Ni pagos por adelantado, ni nosurrender. De la épica de la retórica inflamada a una praxis legislativa prosaica, de un día para otro, que ahora se concreta en el inicio de la tramitación en las Cortes españolas de la ley de amnistía. Arranca, ahora sí, y con Pedro Sánchez investido, la más que previsible tortuosa singladura este martes, en el Congreso, de una ley que la derecha española —privada de acceder al poder a pesar de la victoria electoral del PP— ha convertido en el enésimo episodio del fin de España. Y ahora también de la democracia.

La ley tiene por delante un incierto camino, de curvas y minas, un verdadero viacrucis en dos tiempos. Primero, la Vía Dolorosa de Congreso, Senado y Congreso nuevamente. No solo por la oposición incendiaria que escenificarán Vox y PP. También por las disidencias entre la amalgama de fuerzas que aritméticamente son imprescindibles para evitar que la ley se embarranque en las enmiendas. Podemos, cinco diputados, tantos como el PNV, acaba de advertir que no avalará la ley si incluye casos de corrupción, en una implícita referencia a la intención de Waterloo (y de una parte de Junts) de salvar, todo sea dicho en terminología juntaire, a algún VIP. Y a la vez porque el PSOE actúa por una convicción sobrevenida, haciendo de la necesidad virtud. Por lo tanto, con un entusiasmo forzado por las circunstancias.

La ley de amnistía es ahora el pretexto de una derecha que, hoy por hoy, odia más a Pedro Sánchez que a Puigdemont; este último es solo la espoleta

Pero superada la Vía Dolorosa del Congreso —sería grave que se embarrancara por desavenencias sobre qué es y no es corrupción— llegará la entrada de la ley al Santo Sepulcro de la judicatura. Y si superar la Vía Dolorosa ya será farragoso, cuando la ley llegue a manos de aquellos que tienen que interpretarla y aplicarla, llegará el verdadero calvario. Sobre todo si tenemos en cuenta que los jueces atrincherados en el Consejo General del Poder Judicial ya salieron a por todas sin haber leído el articulado de la ley. Un posicionamiento político tan insólito como su continuidad, pues hace cinco años que tendrían que haber abandonado el cargo.

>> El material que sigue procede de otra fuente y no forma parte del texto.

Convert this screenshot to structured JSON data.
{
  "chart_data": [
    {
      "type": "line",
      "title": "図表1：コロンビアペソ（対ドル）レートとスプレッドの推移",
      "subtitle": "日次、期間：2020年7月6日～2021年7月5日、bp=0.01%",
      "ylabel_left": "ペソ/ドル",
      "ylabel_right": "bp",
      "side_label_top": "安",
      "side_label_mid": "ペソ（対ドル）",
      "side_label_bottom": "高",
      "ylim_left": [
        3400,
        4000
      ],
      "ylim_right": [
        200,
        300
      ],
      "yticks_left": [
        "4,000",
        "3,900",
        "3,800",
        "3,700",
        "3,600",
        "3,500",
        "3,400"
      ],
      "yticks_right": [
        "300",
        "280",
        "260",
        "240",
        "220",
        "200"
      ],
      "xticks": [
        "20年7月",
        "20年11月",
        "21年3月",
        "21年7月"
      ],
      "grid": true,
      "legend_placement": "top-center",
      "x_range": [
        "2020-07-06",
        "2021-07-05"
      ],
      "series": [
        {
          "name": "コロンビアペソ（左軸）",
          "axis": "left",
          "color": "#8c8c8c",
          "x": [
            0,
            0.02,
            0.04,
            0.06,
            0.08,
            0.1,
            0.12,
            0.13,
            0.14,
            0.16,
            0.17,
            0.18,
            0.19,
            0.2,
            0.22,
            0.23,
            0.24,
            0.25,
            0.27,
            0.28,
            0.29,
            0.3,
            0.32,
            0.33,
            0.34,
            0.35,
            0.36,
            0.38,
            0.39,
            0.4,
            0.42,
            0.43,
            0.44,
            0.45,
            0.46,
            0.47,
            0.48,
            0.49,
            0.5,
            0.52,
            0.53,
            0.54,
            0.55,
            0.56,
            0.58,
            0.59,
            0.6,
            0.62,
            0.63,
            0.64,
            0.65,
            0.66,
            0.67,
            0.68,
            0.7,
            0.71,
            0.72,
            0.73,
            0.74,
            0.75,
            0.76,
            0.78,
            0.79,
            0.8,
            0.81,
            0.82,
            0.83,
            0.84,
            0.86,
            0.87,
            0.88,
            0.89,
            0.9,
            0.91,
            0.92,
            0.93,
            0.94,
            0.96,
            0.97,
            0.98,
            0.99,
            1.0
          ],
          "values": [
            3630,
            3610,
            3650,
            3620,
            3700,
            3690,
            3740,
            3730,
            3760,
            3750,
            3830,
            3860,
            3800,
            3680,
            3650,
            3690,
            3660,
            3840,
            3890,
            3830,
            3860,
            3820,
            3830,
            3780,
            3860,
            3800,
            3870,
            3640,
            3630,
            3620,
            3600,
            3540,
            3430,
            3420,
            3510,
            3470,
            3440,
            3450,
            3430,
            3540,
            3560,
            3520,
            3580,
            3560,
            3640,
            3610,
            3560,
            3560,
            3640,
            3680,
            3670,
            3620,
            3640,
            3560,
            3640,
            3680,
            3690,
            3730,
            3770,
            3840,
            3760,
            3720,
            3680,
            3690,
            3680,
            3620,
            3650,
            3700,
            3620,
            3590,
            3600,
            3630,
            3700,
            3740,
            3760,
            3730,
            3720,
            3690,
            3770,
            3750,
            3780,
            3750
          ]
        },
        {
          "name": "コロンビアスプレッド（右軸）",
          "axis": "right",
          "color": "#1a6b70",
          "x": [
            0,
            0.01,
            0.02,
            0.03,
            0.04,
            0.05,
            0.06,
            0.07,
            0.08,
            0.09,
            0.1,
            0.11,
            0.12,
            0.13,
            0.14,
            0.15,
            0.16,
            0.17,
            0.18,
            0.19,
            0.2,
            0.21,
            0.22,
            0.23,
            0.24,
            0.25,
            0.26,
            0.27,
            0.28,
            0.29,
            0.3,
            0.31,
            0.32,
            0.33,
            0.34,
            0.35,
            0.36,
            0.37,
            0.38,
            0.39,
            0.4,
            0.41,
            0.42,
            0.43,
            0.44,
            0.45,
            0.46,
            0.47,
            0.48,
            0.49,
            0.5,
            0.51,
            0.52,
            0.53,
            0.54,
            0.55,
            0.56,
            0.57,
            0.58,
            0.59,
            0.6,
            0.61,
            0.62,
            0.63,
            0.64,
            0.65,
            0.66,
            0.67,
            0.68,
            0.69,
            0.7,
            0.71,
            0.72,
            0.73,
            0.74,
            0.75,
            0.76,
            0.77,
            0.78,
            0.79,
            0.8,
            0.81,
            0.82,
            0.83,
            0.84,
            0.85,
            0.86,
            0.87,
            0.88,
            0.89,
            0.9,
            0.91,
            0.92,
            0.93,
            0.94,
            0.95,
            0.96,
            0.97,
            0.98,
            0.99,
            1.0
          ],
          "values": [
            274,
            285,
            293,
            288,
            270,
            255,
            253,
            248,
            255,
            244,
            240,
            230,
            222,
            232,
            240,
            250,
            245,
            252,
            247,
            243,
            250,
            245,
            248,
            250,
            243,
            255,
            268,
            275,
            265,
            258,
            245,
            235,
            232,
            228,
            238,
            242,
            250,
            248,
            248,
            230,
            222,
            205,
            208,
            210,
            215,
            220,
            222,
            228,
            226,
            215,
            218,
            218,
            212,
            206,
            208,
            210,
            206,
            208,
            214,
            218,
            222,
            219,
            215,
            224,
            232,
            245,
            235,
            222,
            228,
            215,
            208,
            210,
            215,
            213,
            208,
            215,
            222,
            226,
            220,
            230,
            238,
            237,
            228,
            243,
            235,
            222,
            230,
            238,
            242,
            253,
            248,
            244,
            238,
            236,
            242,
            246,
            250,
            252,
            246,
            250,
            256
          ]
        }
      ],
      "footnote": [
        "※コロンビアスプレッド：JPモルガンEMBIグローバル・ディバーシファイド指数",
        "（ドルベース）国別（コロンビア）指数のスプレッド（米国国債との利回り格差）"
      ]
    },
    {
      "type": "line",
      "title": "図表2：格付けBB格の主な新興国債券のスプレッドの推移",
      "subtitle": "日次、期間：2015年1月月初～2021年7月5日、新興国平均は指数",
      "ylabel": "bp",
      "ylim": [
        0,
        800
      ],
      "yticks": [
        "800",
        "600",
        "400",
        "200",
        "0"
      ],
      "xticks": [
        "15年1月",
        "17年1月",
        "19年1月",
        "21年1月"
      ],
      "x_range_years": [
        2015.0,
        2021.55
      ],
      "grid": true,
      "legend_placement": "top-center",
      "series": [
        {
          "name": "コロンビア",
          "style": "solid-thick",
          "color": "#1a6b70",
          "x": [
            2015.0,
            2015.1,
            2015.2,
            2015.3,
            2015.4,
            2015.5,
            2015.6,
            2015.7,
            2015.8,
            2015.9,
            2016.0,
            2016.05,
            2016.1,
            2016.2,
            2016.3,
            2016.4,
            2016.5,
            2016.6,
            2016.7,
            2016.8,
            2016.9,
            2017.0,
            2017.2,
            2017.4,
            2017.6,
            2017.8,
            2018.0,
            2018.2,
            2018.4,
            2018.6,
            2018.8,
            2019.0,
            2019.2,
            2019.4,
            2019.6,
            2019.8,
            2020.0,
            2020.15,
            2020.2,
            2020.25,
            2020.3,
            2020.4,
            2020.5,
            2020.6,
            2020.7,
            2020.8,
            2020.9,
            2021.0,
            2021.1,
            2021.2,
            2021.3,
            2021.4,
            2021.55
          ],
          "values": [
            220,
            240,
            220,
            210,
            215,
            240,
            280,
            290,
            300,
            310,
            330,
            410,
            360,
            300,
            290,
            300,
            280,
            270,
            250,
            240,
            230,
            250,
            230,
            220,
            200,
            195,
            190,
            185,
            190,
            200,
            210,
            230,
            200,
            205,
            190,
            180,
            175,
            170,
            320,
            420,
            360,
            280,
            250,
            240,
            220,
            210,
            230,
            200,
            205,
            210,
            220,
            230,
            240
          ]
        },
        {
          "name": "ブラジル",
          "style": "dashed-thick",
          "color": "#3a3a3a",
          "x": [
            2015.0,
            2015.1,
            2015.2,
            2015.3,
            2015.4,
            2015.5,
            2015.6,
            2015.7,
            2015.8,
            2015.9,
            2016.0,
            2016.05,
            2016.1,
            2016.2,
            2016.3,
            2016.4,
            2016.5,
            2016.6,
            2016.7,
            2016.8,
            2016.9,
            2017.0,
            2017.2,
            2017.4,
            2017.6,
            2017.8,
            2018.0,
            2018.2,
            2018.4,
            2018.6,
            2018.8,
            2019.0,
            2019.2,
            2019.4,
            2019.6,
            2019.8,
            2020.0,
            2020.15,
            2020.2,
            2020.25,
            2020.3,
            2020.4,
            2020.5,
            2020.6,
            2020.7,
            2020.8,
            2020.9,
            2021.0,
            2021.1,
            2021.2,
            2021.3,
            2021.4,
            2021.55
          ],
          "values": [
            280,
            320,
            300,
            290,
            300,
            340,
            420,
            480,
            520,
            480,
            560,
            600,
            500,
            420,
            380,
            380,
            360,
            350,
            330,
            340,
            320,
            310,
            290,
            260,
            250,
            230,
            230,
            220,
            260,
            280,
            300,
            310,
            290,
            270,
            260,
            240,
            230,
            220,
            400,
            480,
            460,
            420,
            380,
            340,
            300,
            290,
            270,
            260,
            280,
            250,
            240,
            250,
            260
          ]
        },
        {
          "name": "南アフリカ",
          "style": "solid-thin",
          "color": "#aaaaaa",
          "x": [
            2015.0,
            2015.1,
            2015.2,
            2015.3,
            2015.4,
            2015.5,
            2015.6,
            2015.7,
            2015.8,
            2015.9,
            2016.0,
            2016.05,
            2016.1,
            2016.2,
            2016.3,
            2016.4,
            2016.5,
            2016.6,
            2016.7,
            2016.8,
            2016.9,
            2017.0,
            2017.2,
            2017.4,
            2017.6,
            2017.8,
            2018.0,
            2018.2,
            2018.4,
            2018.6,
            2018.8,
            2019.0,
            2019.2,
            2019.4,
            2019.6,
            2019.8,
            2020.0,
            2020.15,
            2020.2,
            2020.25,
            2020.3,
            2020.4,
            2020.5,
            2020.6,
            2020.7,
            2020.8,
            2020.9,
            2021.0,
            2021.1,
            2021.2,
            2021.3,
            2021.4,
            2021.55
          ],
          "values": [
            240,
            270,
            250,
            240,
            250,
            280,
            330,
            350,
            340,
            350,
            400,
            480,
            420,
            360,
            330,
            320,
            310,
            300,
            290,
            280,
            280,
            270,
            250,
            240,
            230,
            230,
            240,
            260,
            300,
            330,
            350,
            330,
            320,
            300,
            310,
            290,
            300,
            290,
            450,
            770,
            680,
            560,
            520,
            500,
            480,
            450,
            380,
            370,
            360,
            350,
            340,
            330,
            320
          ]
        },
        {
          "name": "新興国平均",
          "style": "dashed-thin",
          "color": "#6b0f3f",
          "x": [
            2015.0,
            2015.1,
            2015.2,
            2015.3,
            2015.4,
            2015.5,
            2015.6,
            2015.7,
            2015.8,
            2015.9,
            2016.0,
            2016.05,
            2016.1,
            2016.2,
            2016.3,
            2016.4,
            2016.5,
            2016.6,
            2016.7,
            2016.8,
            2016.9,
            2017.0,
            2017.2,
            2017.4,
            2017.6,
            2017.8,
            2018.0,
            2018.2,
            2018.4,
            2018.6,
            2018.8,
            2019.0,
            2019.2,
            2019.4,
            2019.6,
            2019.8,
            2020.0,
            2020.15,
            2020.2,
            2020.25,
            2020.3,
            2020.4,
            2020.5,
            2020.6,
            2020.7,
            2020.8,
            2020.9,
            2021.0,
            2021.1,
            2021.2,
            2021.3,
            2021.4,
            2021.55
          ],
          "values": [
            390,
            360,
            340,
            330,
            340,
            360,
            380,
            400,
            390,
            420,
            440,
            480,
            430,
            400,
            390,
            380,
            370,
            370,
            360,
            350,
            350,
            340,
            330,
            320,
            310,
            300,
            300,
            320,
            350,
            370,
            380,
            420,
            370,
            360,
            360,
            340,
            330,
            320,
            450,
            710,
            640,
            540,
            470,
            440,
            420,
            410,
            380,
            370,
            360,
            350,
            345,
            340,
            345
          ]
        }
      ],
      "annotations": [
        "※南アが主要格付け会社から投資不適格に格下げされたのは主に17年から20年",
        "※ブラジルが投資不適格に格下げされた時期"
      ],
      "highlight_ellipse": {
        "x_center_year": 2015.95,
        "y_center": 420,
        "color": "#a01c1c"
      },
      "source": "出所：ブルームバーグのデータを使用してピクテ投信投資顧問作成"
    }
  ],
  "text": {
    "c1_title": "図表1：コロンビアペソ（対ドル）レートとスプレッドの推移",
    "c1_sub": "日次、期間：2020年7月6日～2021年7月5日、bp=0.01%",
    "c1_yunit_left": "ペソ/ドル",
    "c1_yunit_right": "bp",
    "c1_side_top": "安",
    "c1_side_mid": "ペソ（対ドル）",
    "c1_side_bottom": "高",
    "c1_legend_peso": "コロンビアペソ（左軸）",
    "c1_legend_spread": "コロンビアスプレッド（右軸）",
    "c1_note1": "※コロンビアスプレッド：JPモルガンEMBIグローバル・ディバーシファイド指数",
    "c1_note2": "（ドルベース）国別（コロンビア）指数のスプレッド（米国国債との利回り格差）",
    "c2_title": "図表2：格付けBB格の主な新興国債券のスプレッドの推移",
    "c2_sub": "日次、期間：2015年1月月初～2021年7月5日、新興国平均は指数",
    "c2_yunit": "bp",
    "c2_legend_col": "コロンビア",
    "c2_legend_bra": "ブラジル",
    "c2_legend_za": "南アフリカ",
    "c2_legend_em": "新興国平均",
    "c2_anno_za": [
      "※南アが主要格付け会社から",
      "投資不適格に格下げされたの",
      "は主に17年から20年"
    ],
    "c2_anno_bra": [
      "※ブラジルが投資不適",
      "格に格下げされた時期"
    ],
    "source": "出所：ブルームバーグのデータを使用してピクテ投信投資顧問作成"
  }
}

La actitud de buena parte de la judicatura es más que previsible, no solo por lo que ya han dicho públicamente, sino —y sobre todo— por lo que pasó con la reforma del delito de malversación y desórdenes públicos, cuando los jueces (en especial con respecto a la malversación) interpretaron la ley con una voluntad manifiestamente contraria al espíritu de la reforma. Un episodio funesto, uno más, que no fue aprovechado por el nosurrendismo postizo para denunciar el fraude de ley de los jueces, sino para arremeter con virulencia contra los que habían promovido la reforma, en un ejercicio de la peor política connotado por un partidismo descarnado.

No, definitivamente, no será fácil, ni rápido, ni indoloro lo que está por venir. La ley de amnistía es ahora el pretexto de una derecha que, hoy por hoy, odia más a Pedro Sánchez que a Puigdemont. Este último es solo la espoleta. Pero el verdadero objetivo a batir es el camaleónico presidente Pedro Sánchez, el mismo que Puigdemont amenazaba ya con hacer caer —ante Manfred Weber— con una moción de censura pactada con Feijóo. Palos de ciego para mantener la atención. A ciencia cierta, no se lo traga nadie. Pero es una evidencia notable de una política que cuando gestiona la complejidad reacciona con despropósitos.